Blurred edges in simple side to side animation?

This is probably either very simple or very complex; but I’m primarily a music software guy and so have lesser expertise in visual matters!
I’ve made a simple animation where images of an interior environment with not-quite-matching background colours slide across the screen. I’d like to blur the left & right sides of each image so that they blur into one another and look like a single pan around the environment.
I’ve tried simple masking and looked at groups, but not managed to make anything that begins to look like what I’m aiming for.
Is this do-able? Or should I be looking at another way of doing this (perhaps video editing, as at the moment it looks like I’ll be embedding the finished item as a video rather than an animation (in RapidWeaver))


Hi David!

I am not sure I understand the precise idea of your description, but here is one approach…

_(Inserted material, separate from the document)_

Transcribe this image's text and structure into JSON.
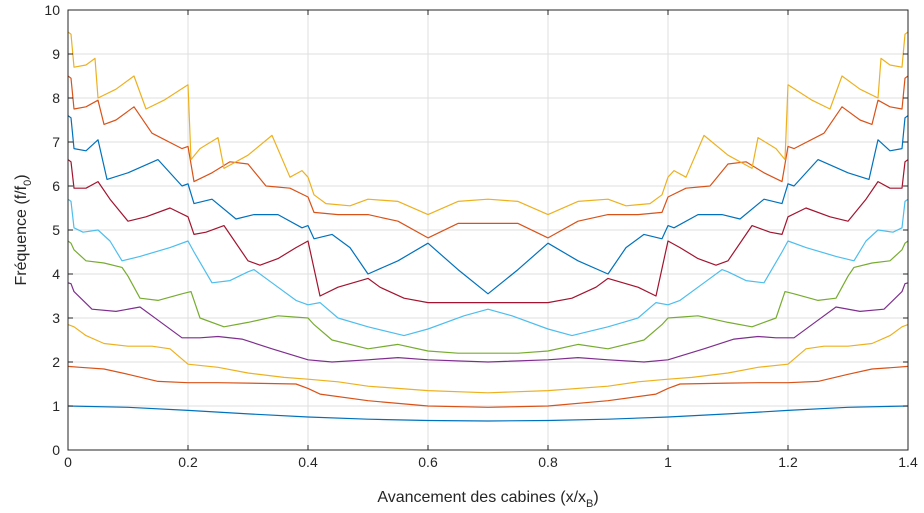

A few things to note about the video demo just below that is at variance with your request:

  1. The entirety of the transition images get blurred, not just the edges.
  2. It is occurring faster than You are probably envisioning.
  3. The example is actually a complete scene change.

However, the same principles would apply to your request - just adapt to your own variation.

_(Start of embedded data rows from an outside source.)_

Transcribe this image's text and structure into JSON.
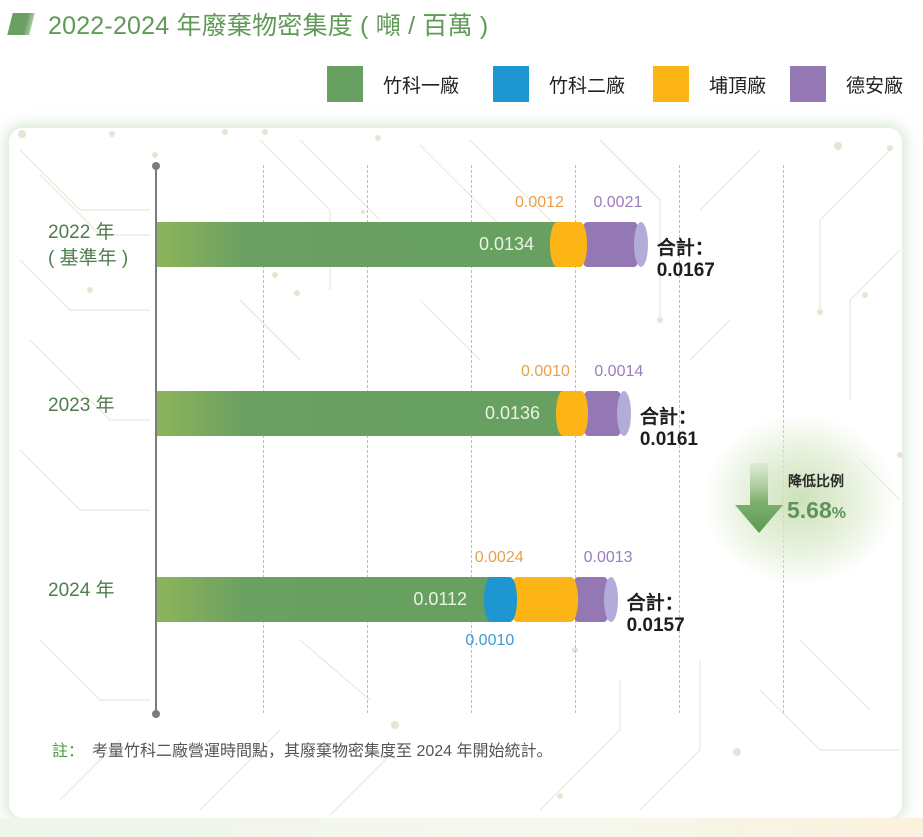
{
  "title": "2022-2024 年廢棄物密集度 ( 噸 / 百萬 )",
  "legend": [
    {
      "label": "竹科一廠",
      "color": "#67a061"
    },
    {
      "label": "竹科二廠",
      "color": "#1e96d2"
    },
    {
      "label": "埔頂廠",
      "color": "#fdb515"
    },
    {
      "label": "德安廠",
      "color": "#9378b4"
    }
  ],
  "chart_data": {
    "type": "bar",
    "orientation": "horizontal",
    "stacked": true,
    "title": "2022-2024 年廢棄物密集度 ( 噸 / 百萬 )",
    "unit": "噸 / 百萬",
    "categories": [
      "2022 年 ( 基準年 )",
      "2023 年",
      "2024 年"
    ],
    "category_labels": [
      {
        "line1": "2022 年",
        "line2": "( 基準年 )"
      },
      {
        "line1": "2023 年",
        "line2": ""
      },
      {
        "line1": "2024 年",
        "line2": ""
      }
    ],
    "series": [
      {
        "name": "竹科一廠",
        "color": "#67a061",
        "values": [
          0.0134,
          0.0136,
          0.0112
        ],
        "labels": [
          "0.0134",
          "0.0136",
          "0.0112"
        ]
      },
      {
        "name": "竹科二廠",
        "color": "#1e96d2",
        "values": [
          0,
          0,
          0.001
        ],
        "labels": [
          "",
          "",
          "0.0010"
        ]
      },
      {
        "name": "埔頂廠",
        "color": "#fdb515",
        "values": [
          0.0012,
          0.001,
          0.0024
        ],
        "labels": [
          "0.0012",
          "0.0010",
          "0.0024"
        ]
      },
      {
        "name": "德安廠",
        "color": "#9378b4",
        "values": [
          0.0021,
          0.0014,
          0.0013
        ],
        "labels": [
          "0.0021",
          "0.0014",
          "0.0013"
        ]
      }
    ],
    "totals": [
      {
        "prefix": "合計：",
        "value": "0.0167"
      },
      {
        "prefix": "合計：",
        "value": "0.0161"
      },
      {
        "prefix": "合計：",
        "value": "0.0157"
      }
    ],
    "xlim": [
      0,
      0.0195
    ],
    "grid": true,
    "legend_position": "top-right"
  },
  "reduction": {
    "label": "降低比例",
    "value": "5.68",
    "unit": "%"
  },
  "note": {
    "prefix": "註：",
    "text": "考量竹科二廠營運時間點，其廢棄物密集度至 2024 年開始統計。"
  }
}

I would create the initial effect in a video editor - then maybe You are done - as You are going to embed it anyway.

BUT do consider the practice and experience You would gain by also experimenting in Hype - which might bear fruit at some future time. The process would be to export the frames from your video editor as PNG or JPEG files and then selectively use “keyframe” images (You won’t need that many) needed for the effect - along with the judicious use of fade-in, fade-out in the Hype timeline itself.

The video effect:

Breaking down the key changes to the frames:

The image does a simultaneous lateral movement & blurring. The blurring ramps up during the transition.
Do note that the blurring is directional - lateral to match the movement.

The next scene moving in with an identical (or near identical) blur setting and movement.
The blurring effect is at a maximum.

Just about there - the blurring is significantly lessening as the new scene slides into place.

Hype can apply gaussian-style blurs, but has no built-in way to do motion blurs as this is not a CSS filter effect. Sometimes in a quick pinch regular blurs will work (especially if you crop off the top-bottom for a horizontal move), but in general you’d need to do the image processing outside of Hype as @JimScott has recommended.

Thanks for that Jim,
I’ll have a think and a play with that. Though it isn’t quite the look I want. I basically want to imitate a single panoramic shot. Unfortunately the shots that I have to work with all have somewhat different versions of blue at their edges. The photos were taken inside a large inflatable colour maze - has the original Flash based animation, if you’re interested. It’s old and clunky and I’m trying to make an improved version, but it might actually be better to get a photographer in and make a completely new, panoramic shot. Unfortunately, that large structure only goes up a couple of times a year, so I’m looking for a temporary solution as I rebuild the site.
So I basically want to have what I’m imagining is the equivalent of an audio crossfade between the separate images as they slide across the screen - by which I mean that only the _edges of the images are crossfaded, rather than the whole image fading - so that it looks like a single panned shot. So it’s more of a static effect that slightly merges each right hand edge into the next left hand edge, which is why i thought of blurring. As I’m typing this (and trying to make a sensible desription), I’m realising that this is an audio/video editing way of describing it, which may not make so much sense in an html animation environment!

Hi David,

Is this more or less what you’re trying to achieve, except with ostensibly seamless panoramic tiles?

If so, then Hype isn’t your tool, you’ll need an image-processor to pre-bake your images.

yup, that’s in the ball park. So I’ll look at a different way of doing this.